Fig 8. The Phenotypic experiment of heterologous supplementation strains.

(A) IFA confirmed the correct integration and expression in ER of iTgANT::AXER strain. (B) and (C) Intracellular replication assay (B) and plaque assay (C) comparing the growth of TgANT depletion strain and AXER complementation strain. ***p ≤ 0.001, two-way ANOVA, three independent repeated, a representative one is shown here.

Fig 9. Homology analysis and [α^-32P] ATP absorb experiment.

(A) The sequences of TgANT and PfUNT were aligned using ClustalX. (B) Kinetics of [α-³²P] ATP uptake into intact E. coli cells. IPTG-induced E. coli cells harboring the plasmid encoding PfANT were incubated with 25 nM [α-³²P] ATP for the indicated time intervals. Noninduced E. coli cells with the plasmid encoding PfANT were used as control. Means ± s.e.m., three independent assays.

Fig 10. ER stress and apoptosis detection.

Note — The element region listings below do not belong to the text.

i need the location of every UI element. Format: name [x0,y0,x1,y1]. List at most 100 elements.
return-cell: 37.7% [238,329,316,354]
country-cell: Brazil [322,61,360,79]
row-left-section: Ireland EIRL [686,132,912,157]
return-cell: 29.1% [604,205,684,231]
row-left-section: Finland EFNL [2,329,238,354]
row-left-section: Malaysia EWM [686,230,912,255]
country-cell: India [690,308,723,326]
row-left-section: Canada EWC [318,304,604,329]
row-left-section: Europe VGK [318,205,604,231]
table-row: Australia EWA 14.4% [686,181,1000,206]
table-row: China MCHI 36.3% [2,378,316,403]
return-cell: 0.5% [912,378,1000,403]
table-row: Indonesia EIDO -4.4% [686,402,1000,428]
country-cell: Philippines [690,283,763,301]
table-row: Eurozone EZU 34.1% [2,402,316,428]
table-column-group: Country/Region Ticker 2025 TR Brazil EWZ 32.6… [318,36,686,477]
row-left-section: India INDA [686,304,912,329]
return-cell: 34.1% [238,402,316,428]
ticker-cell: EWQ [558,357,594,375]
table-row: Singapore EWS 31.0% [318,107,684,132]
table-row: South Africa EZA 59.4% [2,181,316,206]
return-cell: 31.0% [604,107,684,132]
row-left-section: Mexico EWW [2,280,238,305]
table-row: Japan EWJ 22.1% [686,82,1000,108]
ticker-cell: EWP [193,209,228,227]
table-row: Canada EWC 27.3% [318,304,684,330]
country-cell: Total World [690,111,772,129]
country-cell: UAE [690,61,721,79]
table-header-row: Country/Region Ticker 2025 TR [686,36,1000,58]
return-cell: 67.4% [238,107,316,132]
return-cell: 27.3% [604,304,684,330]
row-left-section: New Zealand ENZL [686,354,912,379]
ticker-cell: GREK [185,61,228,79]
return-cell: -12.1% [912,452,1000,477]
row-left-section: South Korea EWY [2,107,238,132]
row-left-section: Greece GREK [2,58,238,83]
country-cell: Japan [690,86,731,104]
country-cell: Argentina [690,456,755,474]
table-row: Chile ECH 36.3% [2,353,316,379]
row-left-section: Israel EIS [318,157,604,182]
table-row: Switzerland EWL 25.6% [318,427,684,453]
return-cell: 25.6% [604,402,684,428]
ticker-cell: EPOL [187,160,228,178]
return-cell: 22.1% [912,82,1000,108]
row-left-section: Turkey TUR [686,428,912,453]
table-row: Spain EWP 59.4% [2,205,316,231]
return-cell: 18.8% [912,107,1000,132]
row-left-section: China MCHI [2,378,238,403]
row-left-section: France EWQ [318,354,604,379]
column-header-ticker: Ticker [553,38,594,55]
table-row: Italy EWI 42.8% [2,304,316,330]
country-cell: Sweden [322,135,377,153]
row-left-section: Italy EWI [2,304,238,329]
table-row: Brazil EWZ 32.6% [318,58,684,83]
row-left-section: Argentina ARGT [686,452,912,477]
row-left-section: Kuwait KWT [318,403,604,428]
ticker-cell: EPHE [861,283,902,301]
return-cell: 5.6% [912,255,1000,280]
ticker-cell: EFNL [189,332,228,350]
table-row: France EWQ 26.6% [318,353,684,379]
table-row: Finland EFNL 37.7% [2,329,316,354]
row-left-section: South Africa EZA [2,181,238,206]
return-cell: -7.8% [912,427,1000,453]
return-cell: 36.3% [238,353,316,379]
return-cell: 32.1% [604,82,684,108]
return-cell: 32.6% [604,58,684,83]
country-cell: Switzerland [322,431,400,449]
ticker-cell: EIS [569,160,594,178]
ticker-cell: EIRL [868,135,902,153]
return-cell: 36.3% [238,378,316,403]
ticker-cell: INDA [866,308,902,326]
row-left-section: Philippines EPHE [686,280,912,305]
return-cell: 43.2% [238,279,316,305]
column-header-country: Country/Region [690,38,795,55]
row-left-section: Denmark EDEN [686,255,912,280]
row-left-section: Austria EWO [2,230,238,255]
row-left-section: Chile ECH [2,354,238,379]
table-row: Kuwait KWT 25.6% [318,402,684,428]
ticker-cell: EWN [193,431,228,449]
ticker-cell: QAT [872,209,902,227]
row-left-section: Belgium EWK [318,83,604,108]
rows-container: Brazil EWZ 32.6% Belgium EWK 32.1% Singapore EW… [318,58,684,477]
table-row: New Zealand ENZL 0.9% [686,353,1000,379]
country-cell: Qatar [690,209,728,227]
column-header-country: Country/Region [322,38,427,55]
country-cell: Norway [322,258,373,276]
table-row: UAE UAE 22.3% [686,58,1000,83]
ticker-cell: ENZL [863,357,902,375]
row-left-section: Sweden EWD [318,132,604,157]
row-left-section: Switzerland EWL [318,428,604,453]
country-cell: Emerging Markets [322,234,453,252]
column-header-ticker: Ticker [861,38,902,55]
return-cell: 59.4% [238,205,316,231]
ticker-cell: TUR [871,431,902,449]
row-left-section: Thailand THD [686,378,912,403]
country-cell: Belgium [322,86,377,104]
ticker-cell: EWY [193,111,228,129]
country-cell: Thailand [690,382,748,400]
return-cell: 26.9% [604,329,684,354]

(A) iTgANT strain were treated with 0.5 μg/ml ATc for 36h or left untreated, subsequently collected the parasites. They were subjected to Western blot analyses using mouse anti-TgIF2α-P and rabbit anti-TgIF2α. (B) Intracellular parasites were treated with 0.5 μg/ml ATc for 36h or left untreated, subsequently collected the extracellular and intracellular parasites. They were subjected to Western blot analyses using mouse anti-TgIF2α-P and rabbit anti-TgIF2α. (C) iTgANT strain and Com-iTgANT were treated with 0.5 μg/ml ATc for 36h or left untreated, subsequently collected the parasites. Besides, the iTgANT strain was treated with ATc for 33h and then add the iPERK for 3h to verify the phosphorylation of TgIF2α is caused by ER stress. All the samples were subjected to Western blot analyses using mouse anti-TgIF2α-P and rabbit anti-TgIF2α. (D) Morphology of iTgANT strain (green, GRA7) and TUNEL labeling in situ (red) following treatment with ATc for 36h. (E) Mean percentages ± SEM of TUNEL-positive T. gondii, results are from three independent experiments, ***P≤0.001, Student’s t-test.